Der Autor vollendet einen 360 Flip auf seinem Griffbrett.
Es ist auch etwas wirklich Befriedigendes, wenn ein winziges Skateboard unter meinen Fingern rollt. Andere erfahrene Fingerboarder können sich beziehen. „Es fühlt sich großartig an, die Tricks zu machen“, erzählte mir Martin Ehrenberger, der Gründer von Blackriver, über Skype von seinem Haus im ländlichen Bayern aus, nur eine kurze Autofahrt von der Anlage entfernt, in der er und ein kleines Team BRTs, Blackriver-Rampen und Berlinwood-Decks von Hand zusammenbauen.Ehrenberger, 45, bekam sein erstes Tech Deck 1998 in einem Skateshop in Salt Lake City während einer Snowboardreise nach Utah. „Ich bin immer noch gehypt, 22 Jahre später“, sagte er. „Für mich ist es ein Werkzeug, um tiefer in das Skateboarding einzusteigen.“ Wenn er nicht skaten ist, macht er Hunderte von Kickflips pro Tag auf einem Prototyp-Griffbrettdeck aus Bambus. Er vergleicht die Praxis mit dem Spielen einer Gitarre und gibt ihm ein Ventil für grenzenlosen Ausdruck. „Skaten hat so viel mit Emotionen und Gefühlen zu tun, mehr als die besten Tricks zu machen oder die Besten zu sein. Ich sehe das gleiche mit Griffbrettern „, sagte er.
Es gibt heutzutage nicht viel von einer Fingerboarding-Szene in Salt Lake City, aber kürzlich habe ich eine DM über Instagram an einen lokalen Fingerboarder geschickt, der den Benutzernamen fingaflippa trägt. Er schrieb mir fast sofort zurück, und wir planten für den nächsten Tag eine Finger-Skate-Sitzung in seinem Haus.Fingaflippas richtiger Name ist Chase Jackson. Er ist 29, und als ich nach der Arbeit kam, Seine Küchenarbeitsplatten waren mit Hindernissen bedeckt, Schienen und Rampen aller Art — Griffbretthimmel. Sein Weg in dieses unwahrscheinliche Hobby war meinem sehr ähnlich, vor Jahren keimen und dann im Erwachsenenalter als latente Besessenheit aufblühen. „Es ist ungefähr ein Jahr her, dass ich mich darauf eingelassen habe. Ich habe es seit den Tech-Deck-Tagen gemocht, aber ich wusste nie, dass die Leute es ernst meinen „, sagte er mir. „Fingerboarding war wie Skaten.
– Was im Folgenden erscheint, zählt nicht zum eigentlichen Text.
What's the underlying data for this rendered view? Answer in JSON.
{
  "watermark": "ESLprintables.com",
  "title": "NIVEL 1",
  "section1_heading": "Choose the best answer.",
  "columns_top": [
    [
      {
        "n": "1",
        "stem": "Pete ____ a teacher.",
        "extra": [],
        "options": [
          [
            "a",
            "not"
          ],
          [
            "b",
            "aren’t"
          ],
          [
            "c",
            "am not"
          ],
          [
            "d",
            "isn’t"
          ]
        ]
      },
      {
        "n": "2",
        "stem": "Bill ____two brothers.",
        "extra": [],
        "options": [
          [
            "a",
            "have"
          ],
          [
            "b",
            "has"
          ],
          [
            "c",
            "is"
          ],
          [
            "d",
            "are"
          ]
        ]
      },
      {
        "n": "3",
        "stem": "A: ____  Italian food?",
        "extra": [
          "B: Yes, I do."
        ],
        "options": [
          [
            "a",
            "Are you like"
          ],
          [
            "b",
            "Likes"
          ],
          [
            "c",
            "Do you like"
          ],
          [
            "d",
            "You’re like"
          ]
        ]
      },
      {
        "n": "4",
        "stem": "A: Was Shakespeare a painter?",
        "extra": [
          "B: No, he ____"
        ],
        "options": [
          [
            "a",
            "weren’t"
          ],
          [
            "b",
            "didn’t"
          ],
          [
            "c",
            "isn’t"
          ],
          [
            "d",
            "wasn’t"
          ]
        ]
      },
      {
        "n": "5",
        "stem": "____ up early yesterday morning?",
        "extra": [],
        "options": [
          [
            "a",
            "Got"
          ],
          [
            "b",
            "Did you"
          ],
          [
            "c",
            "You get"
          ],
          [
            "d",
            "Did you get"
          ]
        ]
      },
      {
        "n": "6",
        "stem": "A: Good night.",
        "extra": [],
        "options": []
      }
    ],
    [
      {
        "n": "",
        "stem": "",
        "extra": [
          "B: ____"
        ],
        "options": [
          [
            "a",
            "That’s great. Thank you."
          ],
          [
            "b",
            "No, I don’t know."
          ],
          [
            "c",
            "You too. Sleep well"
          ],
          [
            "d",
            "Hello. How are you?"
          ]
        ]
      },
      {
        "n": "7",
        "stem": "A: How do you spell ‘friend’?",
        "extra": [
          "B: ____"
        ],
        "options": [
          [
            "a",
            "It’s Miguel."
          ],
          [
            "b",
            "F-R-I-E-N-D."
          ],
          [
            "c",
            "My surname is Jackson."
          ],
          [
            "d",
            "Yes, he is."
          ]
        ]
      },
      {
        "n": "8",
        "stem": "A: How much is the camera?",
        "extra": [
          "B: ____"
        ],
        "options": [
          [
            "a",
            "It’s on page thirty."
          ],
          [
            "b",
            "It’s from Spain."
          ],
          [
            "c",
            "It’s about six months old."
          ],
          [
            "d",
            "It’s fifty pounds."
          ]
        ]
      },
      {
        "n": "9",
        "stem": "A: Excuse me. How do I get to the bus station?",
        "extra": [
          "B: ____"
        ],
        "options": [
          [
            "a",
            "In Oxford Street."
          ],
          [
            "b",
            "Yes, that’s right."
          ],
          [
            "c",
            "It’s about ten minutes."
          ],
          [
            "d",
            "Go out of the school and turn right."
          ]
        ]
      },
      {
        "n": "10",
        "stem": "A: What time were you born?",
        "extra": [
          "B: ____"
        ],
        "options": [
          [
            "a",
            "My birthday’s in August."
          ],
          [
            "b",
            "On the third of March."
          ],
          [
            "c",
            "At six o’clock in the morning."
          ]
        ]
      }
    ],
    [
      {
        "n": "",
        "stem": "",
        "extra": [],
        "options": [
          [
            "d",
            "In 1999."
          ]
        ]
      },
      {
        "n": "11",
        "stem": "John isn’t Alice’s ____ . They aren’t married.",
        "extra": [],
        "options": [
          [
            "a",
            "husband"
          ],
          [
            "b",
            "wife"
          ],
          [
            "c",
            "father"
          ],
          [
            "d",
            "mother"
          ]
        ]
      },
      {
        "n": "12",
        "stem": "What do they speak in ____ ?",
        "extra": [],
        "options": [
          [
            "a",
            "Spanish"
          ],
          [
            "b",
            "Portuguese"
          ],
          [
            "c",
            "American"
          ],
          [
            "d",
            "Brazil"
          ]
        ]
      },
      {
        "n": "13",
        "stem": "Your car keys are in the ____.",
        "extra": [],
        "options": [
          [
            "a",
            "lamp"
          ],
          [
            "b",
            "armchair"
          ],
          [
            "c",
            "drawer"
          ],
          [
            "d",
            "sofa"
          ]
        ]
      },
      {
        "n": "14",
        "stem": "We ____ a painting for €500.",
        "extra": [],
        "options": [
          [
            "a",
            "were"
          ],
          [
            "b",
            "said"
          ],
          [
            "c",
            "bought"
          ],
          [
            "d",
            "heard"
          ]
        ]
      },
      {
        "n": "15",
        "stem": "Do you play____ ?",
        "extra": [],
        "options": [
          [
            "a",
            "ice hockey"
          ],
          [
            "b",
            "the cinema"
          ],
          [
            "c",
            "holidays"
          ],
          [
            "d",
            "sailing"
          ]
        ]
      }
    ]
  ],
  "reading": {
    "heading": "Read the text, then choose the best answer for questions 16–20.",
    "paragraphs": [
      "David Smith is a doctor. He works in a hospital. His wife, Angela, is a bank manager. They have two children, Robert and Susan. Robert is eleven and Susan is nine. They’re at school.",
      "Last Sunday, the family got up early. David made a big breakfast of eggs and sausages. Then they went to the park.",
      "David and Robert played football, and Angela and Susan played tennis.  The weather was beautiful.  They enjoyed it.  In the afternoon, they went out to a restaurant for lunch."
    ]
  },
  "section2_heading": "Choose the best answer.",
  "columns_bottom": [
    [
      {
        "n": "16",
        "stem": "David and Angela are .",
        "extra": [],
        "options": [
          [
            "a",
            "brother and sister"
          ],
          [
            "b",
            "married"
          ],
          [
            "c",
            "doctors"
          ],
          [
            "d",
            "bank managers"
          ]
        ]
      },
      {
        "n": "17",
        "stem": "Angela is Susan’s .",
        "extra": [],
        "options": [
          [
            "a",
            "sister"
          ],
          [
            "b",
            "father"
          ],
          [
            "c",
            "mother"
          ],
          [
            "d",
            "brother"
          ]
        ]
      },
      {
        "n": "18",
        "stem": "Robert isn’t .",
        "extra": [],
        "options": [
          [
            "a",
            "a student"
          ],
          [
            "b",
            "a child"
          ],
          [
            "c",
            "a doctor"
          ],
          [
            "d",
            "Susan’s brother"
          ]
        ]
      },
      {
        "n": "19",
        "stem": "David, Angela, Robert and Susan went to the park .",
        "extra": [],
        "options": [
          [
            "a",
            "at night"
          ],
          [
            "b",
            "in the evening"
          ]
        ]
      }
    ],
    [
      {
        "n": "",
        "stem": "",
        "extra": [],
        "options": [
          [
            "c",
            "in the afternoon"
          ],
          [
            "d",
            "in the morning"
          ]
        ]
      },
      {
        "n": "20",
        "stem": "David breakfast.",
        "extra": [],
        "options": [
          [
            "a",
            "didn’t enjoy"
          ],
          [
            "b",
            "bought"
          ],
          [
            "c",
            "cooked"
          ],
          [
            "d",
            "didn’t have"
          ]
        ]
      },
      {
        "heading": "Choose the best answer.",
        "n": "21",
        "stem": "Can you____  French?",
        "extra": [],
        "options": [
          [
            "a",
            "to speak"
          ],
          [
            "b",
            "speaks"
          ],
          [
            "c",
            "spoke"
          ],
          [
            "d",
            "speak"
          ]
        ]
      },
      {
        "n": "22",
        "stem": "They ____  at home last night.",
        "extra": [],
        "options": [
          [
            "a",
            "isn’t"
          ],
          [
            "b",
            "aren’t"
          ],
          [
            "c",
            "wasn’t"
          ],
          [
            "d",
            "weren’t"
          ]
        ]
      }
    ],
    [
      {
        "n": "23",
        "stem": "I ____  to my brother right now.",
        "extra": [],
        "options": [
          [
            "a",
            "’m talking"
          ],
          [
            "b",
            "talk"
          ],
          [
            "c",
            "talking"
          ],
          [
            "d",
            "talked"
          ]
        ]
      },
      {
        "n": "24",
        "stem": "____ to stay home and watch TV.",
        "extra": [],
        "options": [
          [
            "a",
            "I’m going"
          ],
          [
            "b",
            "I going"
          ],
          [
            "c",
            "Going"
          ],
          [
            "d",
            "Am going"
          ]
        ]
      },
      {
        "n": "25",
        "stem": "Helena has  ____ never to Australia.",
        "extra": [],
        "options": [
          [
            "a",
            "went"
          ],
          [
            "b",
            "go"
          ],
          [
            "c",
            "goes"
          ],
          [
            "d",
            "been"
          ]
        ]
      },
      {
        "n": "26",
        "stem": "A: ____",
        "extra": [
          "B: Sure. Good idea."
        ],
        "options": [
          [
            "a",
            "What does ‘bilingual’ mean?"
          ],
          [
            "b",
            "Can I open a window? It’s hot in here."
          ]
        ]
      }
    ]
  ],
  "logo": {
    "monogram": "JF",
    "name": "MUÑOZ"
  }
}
Aber ich habe nie gut im Skaten, so war es wie, ‚Hey, keine Verletzung!“Zwei Stunden vergingen im Handumdrehen, als wir über die Granit-Arbeitsplatten liefen. Chase hat einen Varial-Flip zu einem 50-50-Grind gesprengt und über einen Blackriver-Sims aus echtem Ziegelstein geschreddert. Ich klapperte mein Brett von der Kante eines Fünf-Treppen-Geländers und landete einen perfekten 360-Flip.
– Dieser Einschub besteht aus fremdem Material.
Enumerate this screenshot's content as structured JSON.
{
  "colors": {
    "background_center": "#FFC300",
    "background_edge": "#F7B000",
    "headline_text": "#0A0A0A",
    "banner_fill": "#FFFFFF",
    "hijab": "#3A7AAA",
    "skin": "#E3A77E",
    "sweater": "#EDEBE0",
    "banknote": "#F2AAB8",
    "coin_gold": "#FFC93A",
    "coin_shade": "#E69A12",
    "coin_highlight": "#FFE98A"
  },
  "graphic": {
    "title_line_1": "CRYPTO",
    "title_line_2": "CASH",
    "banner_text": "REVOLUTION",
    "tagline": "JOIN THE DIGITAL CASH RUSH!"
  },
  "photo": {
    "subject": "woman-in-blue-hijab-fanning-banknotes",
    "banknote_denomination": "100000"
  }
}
An einem Punkt fühlte ich wieder diesen vertrauten, mulmigen Anfall von Schuldgefühlen. Sollte ich mich nicht schämen, etwas so Kleines zu tun? Aber es war in Ordnung. Alles war chill. Als wir weiter skaten, Mein innerer Kampf wurde weicher. Egal was passiert, mir wurde klar, ich würde immer ein Fingerboarder sein.